Степан Егорыч не пропускал газет и знал, какие города отбиты у врага, где примерно находятся наши войска, наступающие по придонским равнинам. Но одно дело – название, а другое – глазами увидеть, как далеко на запад переместилась красная линия, какими глубокими выступами вклинилась она в территорию, еще занятую немцами, угрожая им новыми котлами. Степан Егорыч нашел курские места, свой район с его главным городом Коренево, прикинул – далеко ли еще осталось до них, скоро ли и туда придет освобождение. На карте расстояние было совсем недальним, не шире ладони. Но это на карте…
Сводки, озаглавленные «В последний час» и напечатанные крупным шрифтом, перечисляли, сколько чего, какого вооружения и каких трофеев взято при окончательной ликвидации окруженных в сталинградском котле немцев. Счет шел на тысячи, десятки, сотни тысяч. Степан Егорыч, читая, незаметно для себя повторял каждую цифру губами, – уж очень приятно было произнести эти тысячи, означавшие утраченные немцами пушки и пулеметы, автомашины и аэропланы, танки и тягачи, снаряды и оружейные патроны.
«Будет и на нашей улице праздник!» С осени держал Степан Егорыч в своем сердце эти как торжественная клятва произнесенные слова, обещающие неизбежное, неотвратимое возмездие, и вот он – долгожданный праздник! Он зримо был перед ним на этой старой, исколотой гвоздями карте, свидетельнице совсем недавних, предельно тяжких дней и предельно отчаянного положения, он был в красных булавочных флажках, воткнутых в названия больших и малых городов и означавших, что такие же точно родные советские красные флаги уже реют в этих городах над городскими крышами, он был в длинных цифрах трофеев, что так глазасто пестрили последние фронтовые сводки.
Степану Егорычу еще нетерпеливее захотелось увидеть своих друзей. Дела-то какие!
Он почти не сомневался, вступая на базарную площадь, что еще сотня-другая шагов, еще несколько минут – и он узрит рослую фигуру Карболкина, услышит его зычный, с базарной хрипотцой, голос. Куда ж ему деваться: день торговый, наверное, успел уже Федор и торгануть хорошо, и позавтракать в «обжорном» ряду, и пропустить для бодрости свою первоначальную дозу. Он представлял себе, почти видел глазами, как сначала немо раскроет от восторга встречи Карболкин рот, как в следующую секунду он заревет, загогочет басисто, густо, как раскинет в стороны руки для объятия с зажатой в кулаке толстой, суковатой, им самим выточенной из грушевого дерева палкой.

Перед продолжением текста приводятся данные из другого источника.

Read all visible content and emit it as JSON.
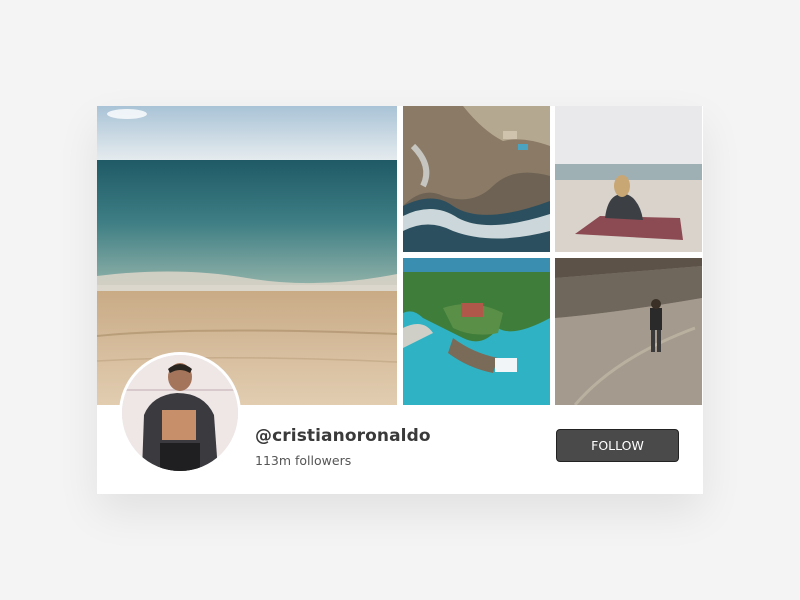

Но на том месте, где Степан Егорыч ожидал встретить Карболкина, его не оказалось. Совсем другие люди продавали водку, пачечный табак, папиросы, мыло, небрежно суя в карманы вырученные сотенные бумажки и взамен проданного товара извлекая из потайных глубин своих одежд новые пачки папирос и табака, новые куски мыла в прилипшей газетной бумаге.
Один из этих сноровистых продавцов Степану Егорычу был знаком.